May 25, 2023
US operators including Verizon and AT&T first launched 5G networking technology in 2018. Since then they've been working to expand and improve those networks.
Now, roughly five years later, they're starting to push one of their core services onto 5G: voice calling.
"AT&T is testing VoNR [Voice over 5G New Radio] in the lab and plans to move to early field validation later this year," a representative wrote in response to recent questions from Light Reading.
Verizon officials didn't respond to questions on the topic, but FierceWireless reported recently that the operator isn't setting a public timeline for when it might offer VoNR.

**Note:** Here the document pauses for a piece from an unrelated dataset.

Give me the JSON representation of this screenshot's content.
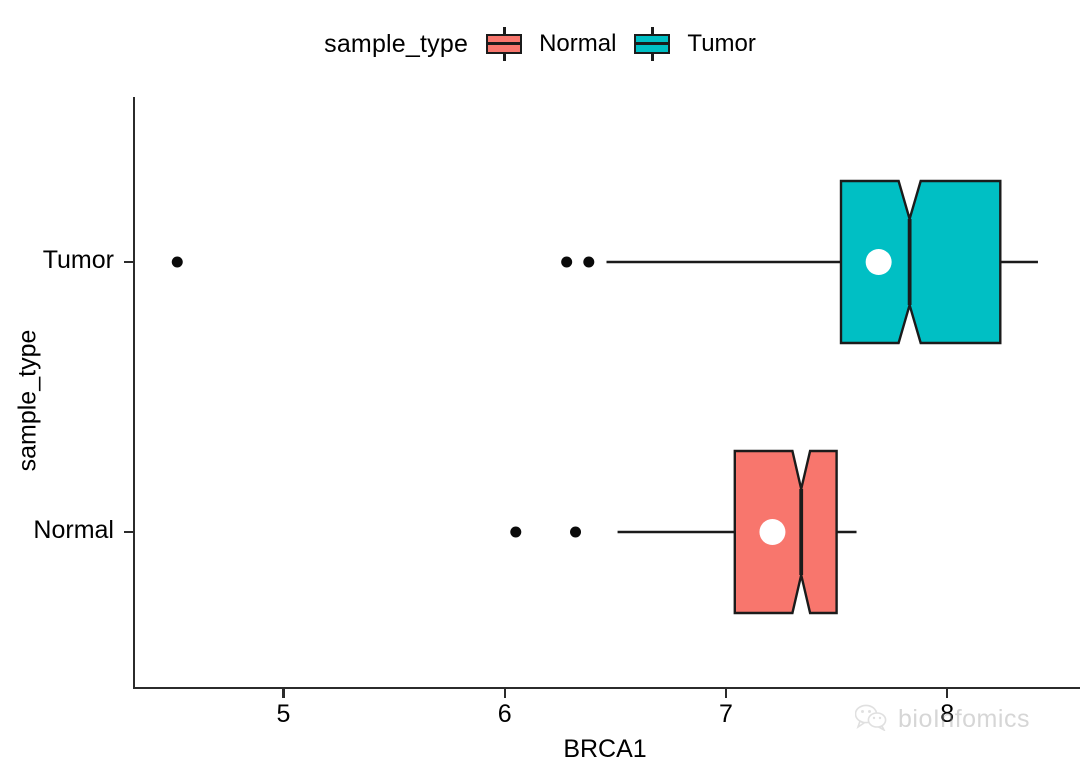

Meanwhile, both T-Mobile and Dish Network have reported substantial progress in putting voice calling onto their own respective 5G networks. For example, T-Mobile recently said it is expanding the availability of the VoNR service it first launched last year, with the goal of providing it to 100 million people "in the coming months." And Dish's Charlie Ergen said earlier this month the company would offer VoNR across the "vast majority" of its 5G network later this year.
To be clear, there's no real rush to put most voice calls onto 5G because T-Mobile, AT&T and Verizon all operate 4G networks that can handle the service just fine. The situation is slightly different for Dish because it does not operate a 4G network; however, the company has MVNO agreements with both AT&T and T-Mobile that can satisfy its calling needs.
A focus on data
Of course, voice calling was the primary service offered by mobile carriers in the early days of the cellular industry. Data services like text messaging and Internet access arrived in the 2G era, but became a focus amid the rollout of 3G and 4G. As a result, operators began offering voice calling for free with the goal of making profits from the sale of data services.
Figure 1: (Source: Westend61 GmbH/Alamy Stock Photo)
Moreover, voice calling proved to be a difficult proposition on wireless networks designed for IP-based data services. Voice over LTE (VoLTE) was designed to transmit voice calls over 4G networks, but making the technology work required a significant amount of technical expertise. Indeed, some smaller wireless network operators in the US are still working to fully deploy VoLTE across their networks.
So why are operators focusing on VoNR now, particularly as they work to reduce their network expenses? According to T-Mobile, 5G VoNR supports "slightly faster call set-up times, meaning less delay between the time they dial a number and when the phone starts ringing."
But VoNR is also part of a broader effort by US and international carriers to shift all of their network traffic onto 5G. Doing so allows them to use their spectrum more efficiently, and thereby support more customers and faster speeds.
But there's one more hiccup in the pursuit of VoNR: It uses a standalone (SA) 5G core. And deploying SA 5G technology has proven a difficult proposition for many US and international operators.
Thus, it's likely that VoNR will follow the same broad trajectory as VoLTE: It will be deployed relatively slowly, and few customers will notice much of a difference when they use it.